Heads of State and Government,
Here we are again six months after the Fukushima disaster. This should firstly be an opportunity for all of us to pay tribute to the courage of the Japanese, to their capacity to endure, to their tremendous dignity, and to the way in which they managed a major crisis.
But 6 months after Fukushima, Mr. Secretary-General, the international community should hold the right debate. The question is not "nuclear energy or no nuclear energy." Everyone is free to choose their own energy mix. But who can say that, given the unprecedented demand for energy around the world, we can do without nuclear energy, the only energy source that will allow us to honor our commitments with respect to reducing greenhouse gas emissions?
A country like Japan, which does not have any oil, which does not have any gas - do you think that one of the largest economies in the world will be able to function just with solar and wind energy?
The demand for energy, that’s the key to growth and development. The real question isn’t "nuclear energy or no nuclear energy" it’s "how safe can we make nuclear energy"? That’s what we should be focusing all our efforts on.

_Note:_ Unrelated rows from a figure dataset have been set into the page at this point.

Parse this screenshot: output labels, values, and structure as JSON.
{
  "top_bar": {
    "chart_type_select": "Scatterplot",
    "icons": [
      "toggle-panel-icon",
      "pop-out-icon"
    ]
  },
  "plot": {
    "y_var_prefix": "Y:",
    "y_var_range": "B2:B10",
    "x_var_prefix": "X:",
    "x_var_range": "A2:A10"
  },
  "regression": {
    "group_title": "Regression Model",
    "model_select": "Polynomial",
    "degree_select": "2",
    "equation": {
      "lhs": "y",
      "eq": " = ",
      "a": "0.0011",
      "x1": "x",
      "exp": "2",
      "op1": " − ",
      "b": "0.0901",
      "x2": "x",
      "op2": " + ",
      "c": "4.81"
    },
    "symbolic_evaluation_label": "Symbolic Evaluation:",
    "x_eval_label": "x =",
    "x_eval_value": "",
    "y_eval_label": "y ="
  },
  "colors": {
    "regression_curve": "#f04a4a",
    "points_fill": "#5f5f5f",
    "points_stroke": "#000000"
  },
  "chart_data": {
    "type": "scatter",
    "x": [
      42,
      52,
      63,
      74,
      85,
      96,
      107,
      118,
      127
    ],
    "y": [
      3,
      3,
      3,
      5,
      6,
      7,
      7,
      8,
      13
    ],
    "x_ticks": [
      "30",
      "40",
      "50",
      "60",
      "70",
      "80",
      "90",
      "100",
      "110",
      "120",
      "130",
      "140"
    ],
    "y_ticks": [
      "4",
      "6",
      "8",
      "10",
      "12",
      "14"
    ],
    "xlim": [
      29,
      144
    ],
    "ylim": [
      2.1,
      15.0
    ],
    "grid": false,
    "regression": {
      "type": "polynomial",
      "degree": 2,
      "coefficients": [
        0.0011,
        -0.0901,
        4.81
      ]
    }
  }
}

And I’d like to make a few comments.
The first, Mr. Secretary-General, is that it’s now foolish to think that it’s easier for the international community to start monitoring a military nuclear facility than a civilian nuclear facility. That’s the first anomaly. Nuclear energy for military purposes poses considerable problems, but civilian nuclear energy also poses problems in terms of safety.
France argues that all countries that have access to civilian nuclear energy - and we believe that all countries have the right to have access to civilian nuclear technology - should firstly establish their own independent nuclear safety authority. France has one. That hasn’t always been the case.
To all countries that want to develop civilian nuclear energy, we want to say, "it’s only possible if your citizens know that, thanks to an independent supervisory body, the safety criteria will be the best possible."
The second proposal we’d like to make relates to the rapid intervention force. When there’s a nuclear accident, borders can’t contain it. The rapid intervention force doesn’t call the national sovereignty of countries into question. The rapid intervention force is essential to nuclear safety.
Third comment: a regional as well as global skills development center must be established. Nuclear technology, nuclear safety technology must be developed throughout the world.
Lastly, France argues in favor what’s referred to as the peer review system. Mr. Secretary-General, I know that a number of countries prefer a voluntary review system. France would be prepared to accept a mandatory review system. Why? Because nuclear energy must go hand in hand with the highest level of safety. It’s not nuclear energy or safety, it’s nuclear energy and safety. And to ensure safety, we must have a mandatory peer review system, a training center, a rapid intervention force and an independent authority.
Ladies and gentlemen, this is what France would like to contribute to your debates.